The new flexibility is as follows:
- Due to the limited availability of NERC-certified operators, if a utility cannot provide sufficient certified operators to comply with PER-003 due to COVID-19, the use of noncertified operators is permitted through the end of 2020. In order to take advantage of this flexibility, utilities will need to notify their Regional Entities and Reliability Coordinators (ISO-NE and NYISO). Training requirements, such as those in PER-005, continue to apply.
- Because of the resource limitations during this time period, periodic actions required by the reliability standards that must occur between March 1, 2020, and July 31, 2020, can be missed on a case-by-case basis if the activities cannot be performed due to COVID-19. To use this flexibility, utilities will need to notify their regional entities of the specific actions that will be missed. These periodic requirements exist in both the Operating & Planning standards (such as protection system maintenance and testing) and the Critical Infrastructure Protection standards (such as patching and vulnerability assessments).

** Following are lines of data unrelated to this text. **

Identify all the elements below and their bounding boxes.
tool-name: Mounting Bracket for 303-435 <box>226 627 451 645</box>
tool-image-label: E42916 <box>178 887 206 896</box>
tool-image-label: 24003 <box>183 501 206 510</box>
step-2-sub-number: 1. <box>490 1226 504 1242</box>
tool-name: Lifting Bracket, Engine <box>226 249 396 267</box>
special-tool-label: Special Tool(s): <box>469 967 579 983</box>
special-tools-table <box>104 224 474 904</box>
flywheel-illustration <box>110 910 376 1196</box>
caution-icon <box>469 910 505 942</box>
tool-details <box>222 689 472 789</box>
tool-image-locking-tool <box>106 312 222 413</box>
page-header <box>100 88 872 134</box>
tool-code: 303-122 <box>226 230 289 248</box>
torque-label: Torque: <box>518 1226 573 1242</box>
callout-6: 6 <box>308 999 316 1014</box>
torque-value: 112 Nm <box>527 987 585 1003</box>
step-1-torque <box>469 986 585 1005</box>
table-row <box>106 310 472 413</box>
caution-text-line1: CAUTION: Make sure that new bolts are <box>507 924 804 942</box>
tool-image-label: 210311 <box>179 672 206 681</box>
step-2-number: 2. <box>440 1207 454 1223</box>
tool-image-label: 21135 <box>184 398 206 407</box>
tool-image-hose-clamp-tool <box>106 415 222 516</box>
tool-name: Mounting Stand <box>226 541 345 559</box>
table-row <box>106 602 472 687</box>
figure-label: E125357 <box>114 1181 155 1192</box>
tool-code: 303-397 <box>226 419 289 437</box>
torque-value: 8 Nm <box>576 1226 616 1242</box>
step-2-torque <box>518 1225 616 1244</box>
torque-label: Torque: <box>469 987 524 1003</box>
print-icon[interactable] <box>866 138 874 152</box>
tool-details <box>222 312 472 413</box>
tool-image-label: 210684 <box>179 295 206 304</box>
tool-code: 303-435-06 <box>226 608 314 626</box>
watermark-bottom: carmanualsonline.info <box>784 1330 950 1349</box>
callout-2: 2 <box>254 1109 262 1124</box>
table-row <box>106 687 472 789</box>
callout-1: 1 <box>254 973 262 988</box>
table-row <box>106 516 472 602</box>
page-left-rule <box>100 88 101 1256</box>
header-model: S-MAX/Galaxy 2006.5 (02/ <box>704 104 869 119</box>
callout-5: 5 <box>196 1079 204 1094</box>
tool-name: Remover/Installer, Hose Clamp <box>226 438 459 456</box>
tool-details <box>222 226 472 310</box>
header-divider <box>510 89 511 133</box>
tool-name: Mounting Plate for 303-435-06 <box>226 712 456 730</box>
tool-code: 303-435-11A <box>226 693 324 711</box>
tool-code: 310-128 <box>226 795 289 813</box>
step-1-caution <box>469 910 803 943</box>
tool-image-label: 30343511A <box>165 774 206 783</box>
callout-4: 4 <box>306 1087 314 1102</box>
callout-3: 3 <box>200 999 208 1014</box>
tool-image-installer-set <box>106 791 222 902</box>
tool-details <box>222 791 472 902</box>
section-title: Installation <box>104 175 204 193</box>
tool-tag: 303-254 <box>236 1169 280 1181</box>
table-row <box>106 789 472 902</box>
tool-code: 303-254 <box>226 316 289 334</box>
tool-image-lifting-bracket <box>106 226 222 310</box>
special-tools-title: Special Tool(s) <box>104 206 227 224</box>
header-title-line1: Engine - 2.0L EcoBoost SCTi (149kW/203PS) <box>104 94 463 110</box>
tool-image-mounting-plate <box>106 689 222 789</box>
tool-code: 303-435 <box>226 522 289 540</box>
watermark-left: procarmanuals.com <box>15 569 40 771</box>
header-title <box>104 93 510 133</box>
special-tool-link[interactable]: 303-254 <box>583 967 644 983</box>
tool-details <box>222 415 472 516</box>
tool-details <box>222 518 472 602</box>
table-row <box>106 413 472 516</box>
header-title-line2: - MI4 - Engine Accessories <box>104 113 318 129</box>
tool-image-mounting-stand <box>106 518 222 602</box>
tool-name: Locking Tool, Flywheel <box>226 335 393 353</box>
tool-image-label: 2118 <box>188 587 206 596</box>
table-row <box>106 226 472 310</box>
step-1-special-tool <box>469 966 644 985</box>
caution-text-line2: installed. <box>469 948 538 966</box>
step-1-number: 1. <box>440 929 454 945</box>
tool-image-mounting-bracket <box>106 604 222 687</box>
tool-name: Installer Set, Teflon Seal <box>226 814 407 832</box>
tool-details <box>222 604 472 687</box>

FERC and NERC have not provided guidance on submitting the required notices, but with the understanding that these notices will be compliance documentation, utilities may wish to implement the following:
- Submit the notices in advance of reliance on this guidance, keeping copies for future production in compliance reviews
- Send the same notice to all entities simultaneously
- Provide specificity in the notice regarding the (a) nature of the flexibility that is needed, (b) the link between that need and the ongoing pandemic, and (c) the plan for reevaluating the need and achieving a normal state of compliance
- Provide details, if any, regarding measures to maintain a state as close to compliance as practicable under the circumstances
- Ensure an appropriate executive signs the notice to demonstrate executive oversight
Finally, all in-person audits, spot checks, certifications, and the like are suspended at least through the end of July. The notice suggests that the regional entities will attempt to perform these audits as “desk audits” where interactions are limited to phone calls and remote document reviews, but the extent to which compliance reviews will continue at their current pace under those circumstances is undetermined.
This guidance is subject to modification as the situation changes.